Lustig ist immer, dass hier sofort nach Beendigung einer Sache (Film im Kino, Essen, Tee, etc.) aufgestanden wird. Eine halbe Sekunde nach Schluss stehen schon alle und verlassen den Raum…
Neulich hatten wir dann unser German Dinner. Wir haben Lauras Arbeitskollegen eingeladen und gesagt, wir wollen ihnen gerne mal zeigen, wie man so ein Essen in Deutschland macht. War echt viel Arbeit. Und dann: erstmal kommt Sam mit Eltern und Bruder. Dann Lakshmi mit Mann, Kind und Bruder des Mannes; Kamath ein Glück wie abgesprochen nur mit Frau. Insgesamt also viel mehr als gedacht (insgesamt 16), aber das passte einigermaßen mit Tisch und so. Gleich zu Beginn ging es los: niemand wollte sich an den Tisch setzen, alle standen oder saßen auf der Couch „No, no – no problem“. Ja, wie was, kein Problem, wenn niemand sitzt, wie dann essen? Nach einer Ewigkeit haben wirs dann geschafft, dass sie sich setzen. Erster Gang: Salat. Alle stochern rum, keiner isst was. Was kann man an Salat aussetzen???????? Zweiter Gang: Mohrrübeneintopf. Ging so, man aß wenig, aber immerhin. Danach wurde es immer weniger. Nach einer Stunde meinten dann Lakshmi und Familie, sie müssen jetzt los – mitten im Essen! – weil die Tochter zu Hause wartet. Sam und Familie auf einmal auch: „Ach ja, wir auch, der Bus fährt.“ Waren wir ganz schon enttäuscht und auch ein bisschen wütend. Naja, Kamath und Frau plus Christa blieben noch und aßen alle Gänge. Und fanden es auch gut. Aber die anderen … sorry, aber die sind echt einfach zu dumm, mal was anderes als ihren Reis auch nur mal zu kosten. War trotzdem ganz nett, haben sich ja auch alle bedankt und fanden die Deko toll - Kerzen, Blumen und Servietten etc. - aber gewürdigt bzw. überhaupt gemerkt, was der Unterschied ist zu einem Essen bei ihnen hat wohl niemand. Man versteht gar nicht, dass sie überhaupt nicht interessiert sind an anderem Essen oder Traditionen. Nächstes Mal machen wir ein Gang mit Vorspeise, und nur ein Gast, das passt besser…

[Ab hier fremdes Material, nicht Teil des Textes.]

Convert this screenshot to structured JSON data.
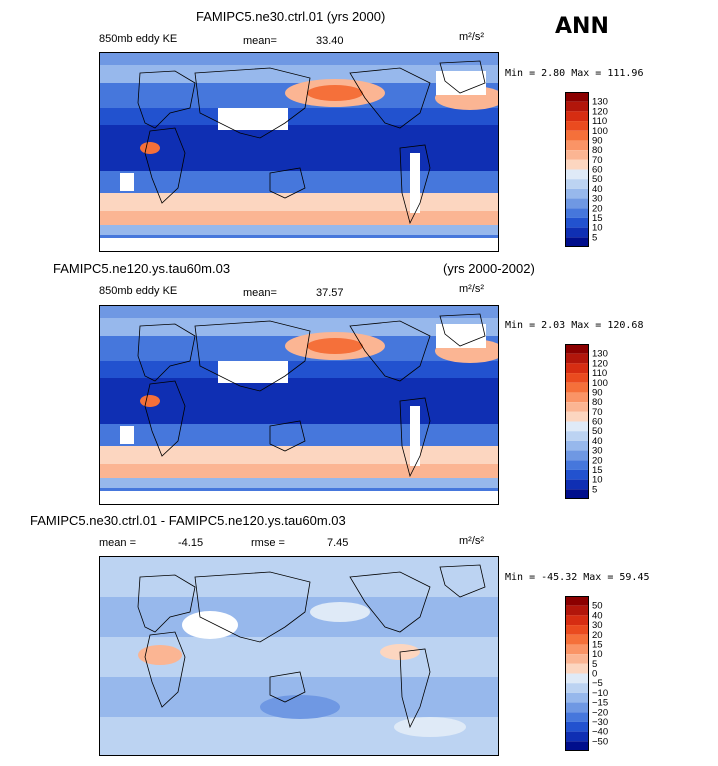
{
  "season": "ANN",
  "panels": [
    {
      "title": "FAMIPC5.ne30.ctrl.01 (yrs 2000)",
      "title_right": "",
      "left_label": "850mb eddy KE",
      "stat_a_label": "mean=",
      "stat_a_value": "33.40",
      "stat_b_label": "",
      "stat_b_value": "",
      "units": "m²/s²",
      "minmax": "Min =   2.80 Max = 111.96",
      "kind": "abs"
    },
    {
      "title": "FAMIPC5.ne120.ys.tau60m.03",
      "title_right": "(yrs 2000-2002)",
      "left_label": "850mb eddy KE",
      "stat_a_label": "mean=",
      "stat_a_value": "37.57",
      "stat_b_label": "",
      "stat_b_value": "",
      "units": "m²/s²",
      "minmax": "Min =   2.03 Max = 120.68",
      "kind": "abs"
    },
    {
      "title": "FAMIPC5.ne30.ctrl.01 - FAMIPC5.ne120.ys.tau60m.03",
      "title_right": "",
      "left_label": "",
      "stat_a_label": "mean =",
      "stat_a_value": "-4.15",
      "stat_b_label": "rmse =",
      "stat_b_value": "7.45",
      "units": "m²/s²",
      "minmax": "Min = -45.32 Max =  59.45",
      "kind": "diff"
    }
  ],
  "chart_data": [
    {
      "type": "heatmap",
      "title": "FAMIPC5.ne30.ctrl.01 (yrs 2000)",
      "variable": "850mb eddy KE",
      "units": "m²/s²",
      "mean": 33.4,
      "min": 2.8,
      "max": 111.96,
      "colorbar_levels": [
        130,
        120,
        110,
        100,
        90,
        80,
        70,
        60,
        50,
        40,
        30,
        20,
        15,
        10,
        5
      ],
      "colorbar_colors": [
        "#8b0000",
        "#b2160b",
        "#d62d12",
        "#ea4b1f",
        "#f5703a",
        "#fa9466",
        "#fbb593",
        "#fcd6c0",
        "#dfeaf7",
        "#bcd3f2",
        "#97b8ec",
        "#6f98e3",
        "#4677dc",
        "#2252cf",
        "#0f2fb3",
        "#000e8c"
      ]
    },
    {
      "type": "heatmap",
      "title": "FAMIPC5.ne120.ys.tau60m.03 (yrs 2000-2002)",
      "variable": "850mb eddy KE",
      "units": "m²/s²",
      "mean": 37.57,
      "min": 2.03,
      "max": 120.68,
      "colorbar_levels": [
        130,
        120,
        110,
        100,
        90,
        80,
        70,
        60,
        50,
        40,
        30,
        20,
        15,
        10,
        5
      ],
      "colorbar_colors": [
        "#8b0000",
        "#b2160b",
        "#d62d12",
        "#ea4b1f",
        "#f5703a",
        "#fa9466",
        "#fbb593",
        "#fcd6c0",
        "#dfeaf7",
        "#bcd3f2",
        "#97b8ec",
        "#6f98e3",
        "#4677dc",
        "#2252cf",
        "#0f2fb3",
        "#000e8c"
      ]
    },
    {
      "type": "heatmap",
      "title": "FAMIPC5.ne30.ctrl.01 - FAMIPC5.ne120.ys.tau60m.03",
      "units": "m²/s²",
      "mean": -4.15,
      "rmse": 7.45,
      "min": -45.32,
      "max": 59.45,
      "colorbar_levels": [
        50,
        40,
        30,
        20,
        15,
        10,
        5,
        0,
        -5,
        -10,
        -15,
        -20,
        -30,
        -40,
        -50
      ],
      "colorbar_colors": [
        "#8b0000",
        "#b2160b",
        "#d62d12",
        "#ea4b1f",
        "#f5703a",
        "#fa9466",
        "#fbb593",
        "#fcd6c0",
        "#dfeaf7",
        "#bcd3f2",
        "#97b8ec",
        "#6f98e3",
        "#4677dc",
        "#2252cf",
        "#0f2fb3",
        "#000e8c"
      ]
    }
  ]
}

Homosexuelle werden hier übrigens als krankhaft angesehen. Steht auch unter scharfen Strafen. Als Anjaneysh mich da mal nach befragte und ich ihm erklärte, dass es keine Krankheit ist, sondern angeboren und es das in jeder Kultur gibt, auch bei Tieren usw. - es also „natürlich“ sei und eben genau nicht „unnatürlich“, konnte er es nicht mal im Ansatz verstehen. Leider ist unser Englisch da zu schlecht, um darüber intensiver zu diskutieren. Niewo hatte dann extra mal nachgelesen. Im Hinduismus wird darüber nichts Negatives gesagt, im Gegenteil. Damit am nächsten Tag konfrontiert, wurde aber schnell das Thema gewechselt. Dabei muss man natürlich bedenken, dass wir in Deutschland vor 20/30 Jahren ja auch nicht weiter waren (manche ja heute noch nicht). Dies gilt für viele Dinge, man denkt immer krass, aber dann fällt einem ein, dass in unserer Elterngeneration vieles für uns auch unvorstellbar war (Kinobesuche verboten und solche Sachen)…

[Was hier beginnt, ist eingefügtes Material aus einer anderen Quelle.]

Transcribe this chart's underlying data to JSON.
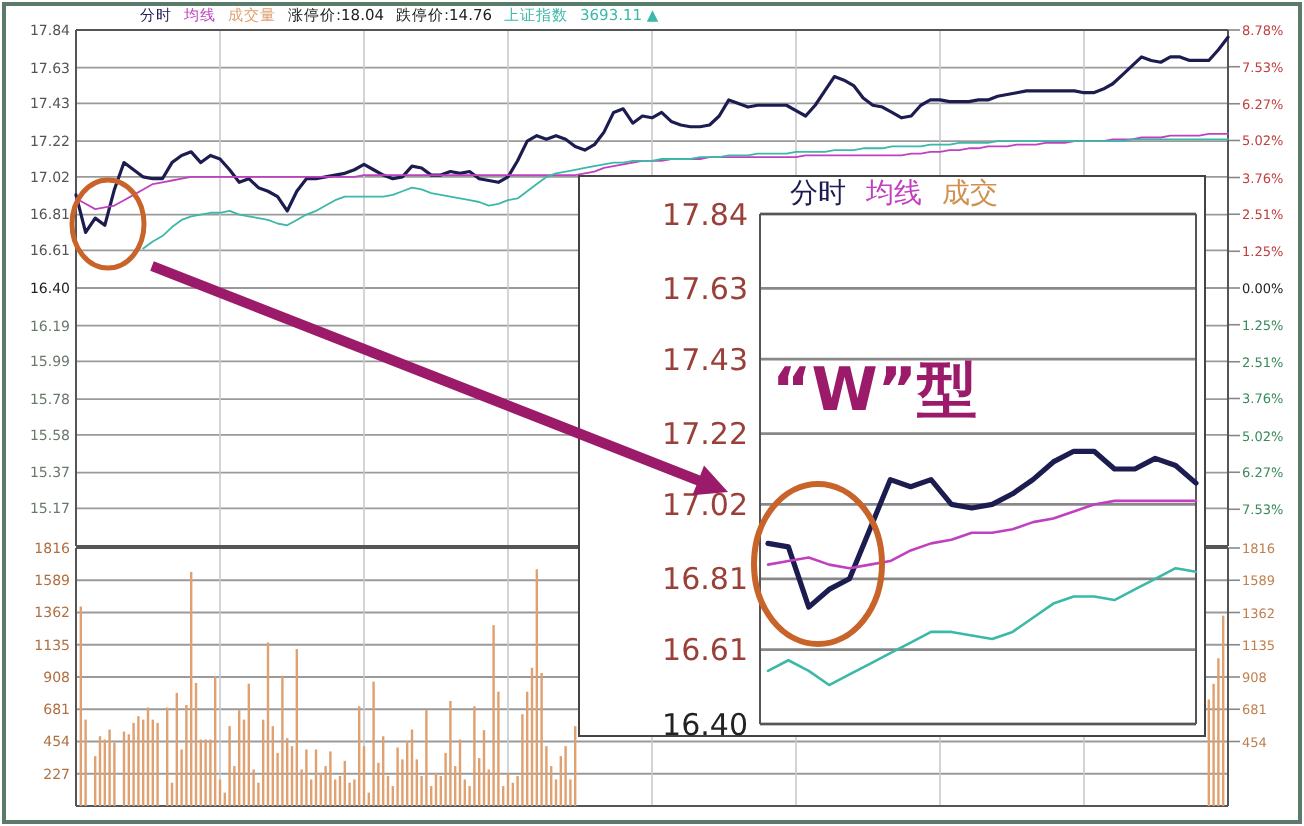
{
  "chart_data": [
    {
      "type": "line",
      "categories": [
        null,
        null,
        null,
        null,
        null,
        null,
        null,
        null,
        null,
        null,
        null,
        null,
        null,
        null,
        null,
        null,
        null,
        null,
        null,
        null,
        null,
        null,
        null,
        null,
        null,
        null,
        null,
        null,
        null,
        null,
        null,
        null,
        null,
        null,
        null,
        null,
        null,
        null,
        null,
        null,
        null,
        null,
        null,
        null,
        null,
        null,
        null,
        null,
        null,
        null,
        null,
        null,
        null,
        null,
        null,
        null,
        null,
        null,
        null,
        null,
        null,
        null,
        null,
        null,
        null,
        null,
        null,
        null,
        null,
        null,
        null,
        null,
        null,
        null,
        null,
        null,
        null,
        null,
        null,
        null,
        null,
        null,
        null,
        null,
        null,
        null,
        null,
        null,
        null,
        null,
        null,
        null,
        null,
        null,
        null,
        null,
        null,
        null,
        null,
        null,
        null,
        null,
        null,
        null,
        null,
        null,
        null,
        null,
        null,
        null,
        null,
        null,
        null,
        null,
        null,
        null,
        null,
        null,
        null,
        null,
        null
      ],
      "ylim": [
        14.96,
        17.84
      ],
      "yticks": [
        17.84,
        17.63,
        17.43,
        17.22,
        17.02,
        16.81,
        16.61,
        {
          "value": 16.4,
          "label": "16.40"
        },
        16.19,
        15.99,
        15.78,
        15.58,
        15.37,
        15.17
      ],
      "y2lim": [
        -8.78,
        8.78
      ],
      "y2ticks": [
        {
          "value": 8.78,
          "label": "8.78%"
        },
        {
          "value": 7.53,
          "label": "7.53%"
        },
        {
          "value": 6.27,
          "label": "6.27%"
        },
        {
          "value": 5.02,
          "label": "5.02%"
        },
        {
          "value": 3.76,
          "label": "3.76%"
        },
        {
          "value": 2.51,
          "label": "2.51%"
        },
        {
          "value": 1.25,
          "label": "1.25%"
        },
        {
          "value": 0,
          "label": "0.00%"
        },
        {
          "value": -1.25,
          "label": "1.25%"
        },
        {
          "value": -2.51,
          "label": "2.51%"
        },
        {
          "value": -3.76,
          "label": "3.76%"
        },
        {
          "value": -5.02,
          "label": "5.02%"
        },
        {
          "value": -6.27,
          "label": "6.27%"
        },
        {
          "value": -7.53,
          "label": "7.53%"
        }
      ],
      "grid": true,
      "annotations": [
        "涨停价:18.04",
        "跌停价:14.76",
        "3693.11 ▲"
      ],
      "series": [
        {
          "name": "分时",
          "color": "#1c1c50",
          "values": [
            16.92,
            16.71,
            16.79,
            16.75,
            16.95,
            17.1,
            17.06,
            17.02,
            17.01,
            17.01,
            17.1,
            17.14,
            17.16,
            17.1,
            17.14,
            17.12,
            17.06,
            16.99,
            17.01,
            16.96,
            16.94,
            16.91,
            16.83,
            16.94,
            17.01,
            17.01,
            17.02,
            17.03,
            17.04,
            17.06,
            17.09,
            17.06,
            17.03,
            17.01,
            17.02,
            17.08,
            17.07,
            17.03,
            17.03,
            17.05,
            17.04,
            17.05,
            17.01,
            17.0,
            16.99,
            17.02,
            17.11,
            17.22,
            17.25,
            17.23,
            17.25,
            17.23,
            17.19,
            17.17,
            17.2,
            17.27,
            17.38,
            17.4,
            17.32,
            17.36,
            17.35,
            17.38,
            17.33,
            17.31,
            17.3,
            17.3,
            17.31,
            17.36,
            17.45,
            17.43,
            17.41,
            17.42,
            17.42,
            17.42,
            17.42,
            17.39,
            17.36,
            17.42,
            17.5,
            17.58,
            17.56,
            17.53,
            17.46,
            17.42,
            17.41,
            17.38,
            17.35,
            17.36,
            17.42,
            17.45,
            17.45,
            17.44,
            17.44,
            17.44,
            17.45,
            17.45,
            17.47,
            17.48,
            17.49,
            17.5,
            17.5,
            17.5,
            17.5,
            17.5,
            17.5,
            17.49,
            17.49,
            17.51,
            17.54,
            17.59,
            17.64,
            17.69,
            17.67,
            17.66,
            17.69,
            17.69,
            17.67,
            17.67,
            17.67,
            17.73,
            17.8
          ]
        },
        {
          "name": "均线",
          "color": "#c040c0",
          "values": [
            16.9,
            16.87,
            16.84,
            16.85,
            16.86,
            16.89,
            16.92,
            16.95,
            16.98,
            16.99,
            17.0,
            17.01,
            17.02,
            17.02,
            17.02,
            17.02,
            17.02,
            17.02,
            17.02,
            17.02,
            17.02,
            17.02,
            17.02,
            17.02,
            17.02,
            17.02,
            17.02,
            17.02,
            17.02,
            17.02,
            17.03,
            17.03,
            17.03,
            17.03,
            17.03,
            17.03,
            17.03,
            17.03,
            17.03,
            17.03,
            17.03,
            17.03,
            17.03,
            17.03,
            17.03,
            17.03,
            17.03,
            17.03,
            17.03,
            17.03,
            17.03,
            17.03,
            17.03,
            17.04,
            17.05,
            17.07,
            17.08,
            17.09,
            17.1,
            17.11,
            17.11,
            17.11,
            17.12,
            17.12,
            17.12,
            17.12,
            17.13,
            17.13,
            17.13,
            17.13,
            17.13,
            17.13,
            17.13,
            17.13,
            17.13,
            17.13,
            17.14,
            17.14,
            17.14,
            17.14,
            17.14,
            17.14,
            17.14,
            17.14,
            17.14,
            17.14,
            17.14,
            17.15,
            17.15,
            17.16,
            17.16,
            17.17,
            17.17,
            17.18,
            17.18,
            17.19,
            17.19,
            17.19,
            17.2,
            17.2,
            17.2,
            17.21,
            17.21,
            17.21,
            17.22,
            17.22,
            17.22,
            17.22,
            17.23,
            17.23,
            17.23,
            17.24,
            17.24,
            17.24,
            17.25,
            17.25,
            17.25,
            17.25,
            17.26,
            17.26,
            17.26
          ]
        },
        {
          "name": "上证指数",
          "color": "#3cb8a8",
          "values": [
            null,
            null,
            null,
            null,
            null,
            null,
            null,
            16.62,
            16.66,
            16.69,
            16.74,
            16.78,
            16.8,
            16.81,
            16.82,
            16.82,
            16.83,
            16.81,
            16.8,
            16.79,
            16.78,
            16.76,
            16.75,
            16.78,
            16.81,
            16.83,
            16.86,
            16.89,
            16.91,
            16.91,
            16.91,
            16.91,
            16.91,
            16.92,
            16.94,
            16.96,
            16.95,
            16.93,
            16.92,
            16.91,
            16.9,
            16.89,
            16.88,
            16.86,
            16.87,
            16.89,
            16.9,
            16.94,
            16.98,
            17.02,
            17.04,
            17.05,
            17.06,
            17.07,
            17.08,
            17.09,
            17.1,
            17.1,
            17.11,
            17.11,
            17.11,
            17.12,
            17.12,
            17.12,
            17.12,
            17.13,
            17.13,
            17.13,
            17.14,
            17.14,
            17.14,
            17.15,
            17.15,
            17.15,
            17.15,
            17.16,
            17.16,
            17.16,
            17.16,
            17.17,
            17.17,
            17.17,
            17.18,
            17.18,
            17.18,
            17.19,
            17.19,
            17.19,
            17.19,
            17.2,
            17.2,
            17.2,
            17.21,
            17.21,
            17.21,
            17.21,
            17.22,
            17.22,
            17.22,
            17.22,
            17.22,
            17.22,
            17.22,
            17.22,
            17.22,
            17.22,
            17.22,
            17.22,
            17.22,
            17.22,
            17.23,
            17.23,
            17.23,
            17.23,
            17.23,
            17.23,
            17.23,
            17.23,
            17.23,
            17.23,
            17.23
          ]
        }
      ]
    },
    {
      "type": "bar",
      "categories": [
        null,
        null,
        null,
        null,
        null,
        null,
        null,
        null,
        null,
        null,
        null,
        null,
        null,
        null,
        null,
        null,
        null,
        null,
        null,
        null,
        null,
        null,
        null,
        null,
        null,
        null,
        null,
        null,
        null,
        null,
        null,
        null,
        null,
        null,
        null,
        null,
        null,
        null,
        null,
        null,
        null,
        null,
        null,
        null,
        null,
        null,
        null,
        null,
        null,
        null,
        null,
        null,
        null,
        null,
        null,
        null,
        null,
        null,
        null,
        null,
        null,
        null,
        null,
        null,
        null,
        null,
        null,
        null,
        null,
        null,
        null,
        null,
        null,
        null,
        null,
        null,
        null,
        null,
        null,
        null,
        null,
        null,
        null,
        null,
        null,
        null,
        null,
        null,
        null,
        null,
        null,
        null,
        null,
        null,
        null,
        null,
        null,
        null,
        null,
        null,
        null,
        null,
        null,
        null,
        null,
        null,
        null,
        null,
        null,
        null,
        null,
        null,
        null,
        null,
        null,
        null,
        null,
        null,
        null,
        null,
        null,
        null,
        null,
        null,
        null,
        null,
        null,
        null,
        null,
        null,
        null,
        null,
        null,
        null,
        null,
        null,
        null,
        null,
        null,
        null,
        null,
        null,
        null,
        null,
        null,
        null,
        null,
        null,
        null,
        null,
        null,
        null,
        null,
        null,
        null,
        null,
        null,
        null,
        null,
        null,
        null,
        null,
        null,
        null,
        null,
        null,
        null,
        null,
        null,
        null,
        null,
        null,
        null,
        null,
        null,
        null,
        null,
        null,
        null,
        null,
        null,
        null,
        null,
        null,
        null,
        null,
        null,
        null,
        null,
        null,
        null,
        null,
        null,
        null,
        null,
        null,
        null,
        null,
        null,
        null,
        null,
        null,
        null,
        null,
        null,
        null,
        null,
        null,
        null,
        null,
        null,
        null,
        null,
        null,
        null,
        null,
        null,
        null,
        null,
        null,
        null,
        null,
        null,
        null,
        null,
        null,
        null,
        null,
        null,
        null,
        null,
        null,
        null,
        null,
        null,
        null,
        null,
        null,
        null,
        null,
        null
      ],
      "ylim": [
        0,
        1816
      ],
      "yticks": [
        227,
        454,
        681,
        908,
        1135,
        1362,
        1589,
        1816
      ],
      "y2lim": [
        0,
        1816
      ],
      "y2ticks": [
        454,
        681,
        908,
        1135,
        1362,
        1589,
        1816
      ],
      "grid": true,
      "series": [
        {
          "name": "成交量",
          "color": "#e0a070",
          "values": [
            null,
            1404,
            608,
            null,
            351,
            491,
            468,
            538,
            445,
            null,
            524,
            505,
            585,
            632,
            608,
            693,
            608,
            585,
            null,
            693,
            164,
            796,
            398,
            711,
            1648,
            866,
            468,
            468,
            468,
            913,
            187,
            94,
            562,
            281,
            674,
            608,
            861,
            257,
            164,
            608,
            1151,
            562,
            374,
            917,
            477,
            421,
            1105,
            257,
            398,
            187,
            398,
            234,
            281,
            384,
            187,
            211,
            318,
            164,
            187,
            702,
            421,
            94,
            875,
            304,
            491,
            211,
            140,
            412,
            328,
            459,
            538,
            328,
            211,
            674,
            140,
            234,
            211,
            374,
            739,
            281,
            468,
            187,
            140,
            702,
            337,
            534,
            257,
            1273,
            805,
            140,
            234,
            164,
            211,
            646,
            805,
            973,
            1666,
            936,
            421,
            281,
            187,
            351,
            421,
            187,
            562,
            null,
            null,
            null,
            null,
            null,
            null,
            null,
            null,
            null,
            null,
            null,
            null,
            null,
            null,
            null,
            null,
            null,
            null,
            null,
            null,
            null,
            null,
            null,
            null,
            null,
            null,
            null,
            null,
            null,
            null,
            null,
            null,
            null,
            null,
            null,
            null,
            null,
            null,
            null,
            null,
            null,
            null,
            null,
            null,
            null,
            null,
            null,
            null,
            null,
            null,
            null,
            null,
            null,
            null,
            null,
            null,
            null,
            null,
            null,
            null,
            null,
            null,
            null,
            null,
            null,
            null,
            null,
            null,
            null,
            null,
            null,
            null,
            null,
            null,
            null,
            null,
            null,
            null,
            null,
            null,
            null,
            null,
            null,
            null,
            null,
            null,
            null,
            null,
            null,
            null,
            null,
            null,
            null,
            null,
            null,
            null,
            null,
            null,
            null,
            null,
            null,
            null,
            null,
            null,
            null,
            null,
            null,
            null,
            null,
            null,
            null,
            null,
            null,
            null,
            null,
            null,
            null,
            null,
            null,
            null,
            null,
            null,
            null,
            null,
            null,
            null,
            null,
            null,
            null,
            null,
            null,
            750,
            860,
            1040,
            1340,
            null
          ]
        }
      ]
    },
    {
      "type": "line",
      "categories": [
        null,
        null,
        null,
        null,
        null,
        null,
        null,
        null,
        null,
        null,
        null,
        null,
        null,
        null,
        null,
        null,
        null,
        null,
        null,
        null,
        null,
        null
      ],
      "ylim": [
        16.4,
        17.84
      ],
      "yticks": [
        17.84,
        17.63,
        17.43,
        17.22,
        17.02,
        16.81,
        16.61,
        {
          "value": 16.4,
          "label": "16.40"
        }
      ],
      "grid": "y",
      "annotations": [
        "成交",
        "“W”型"
      ],
      "series": [
        {
          "name": "分时",
          "color": "#1c1c50",
          "values": [
            16.91,
            16.9,
            16.73,
            16.78,
            16.81,
            16.95,
            17.09,
            17.07,
            17.09,
            17.02,
            17.01,
            17.02,
            17.05,
            17.09,
            17.14,
            17.17,
            17.17,
            17.12,
            17.12,
            17.15,
            17.13,
            17.08
          ]
        },
        {
          "name": "均线",
          "color": "#c040c0",
          "values": [
            16.85,
            16.86,
            16.87,
            16.85,
            16.84,
            16.85,
            16.86,
            16.89,
            16.91,
            16.92,
            16.94,
            16.94,
            16.95,
            16.97,
            16.98,
            17.0,
            17.02,
            17.03,
            17.03,
            17.03,
            17.03,
            17.03
          ]
        },
        {
          "color": "#3cb8a8",
          "values": [
            16.55,
            16.58,
            16.55,
            16.51,
            16.54,
            16.57,
            16.6,
            16.63,
            16.66,
            16.66,
            16.65,
            16.64,
            16.66,
            16.7,
            16.74,
            16.76,
            16.76,
            16.75,
            16.78,
            16.81,
            16.84,
            16.83
          ]
        }
      ]
    }
  ]
}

Gegenüber von uns befindet sich ja eine Baustelle. Da kann man immer gut beobachten wie effizient hier gearbeitet wird. Zurzeit pinselt einer die Fassade mit einem kleinen Pinsel!
Hoffentlich klang das alles nicht zu negativ. Macht uns immer noch Spaß alles. Man hat ja die tollen Wochenenden. Ein Jahr geht ja auch schnell rum…
Am Samstag fliegen wir nach Kalkutta und werden zwei Wochen nach Delhi reisen (per Bus und Bahn). Dort treffen wir dann Lauras Eltern und Konrad + Andrea. Zusammen geht es dann zwei Wochen durch Rajasthan (mit Auto). Danach folgen noch neun Tage Delhi (Laura hat Fortbildungen, Niewo Ferien). Also erstmal ne lange Auszeit – mal sehn wie es im Norden so ist.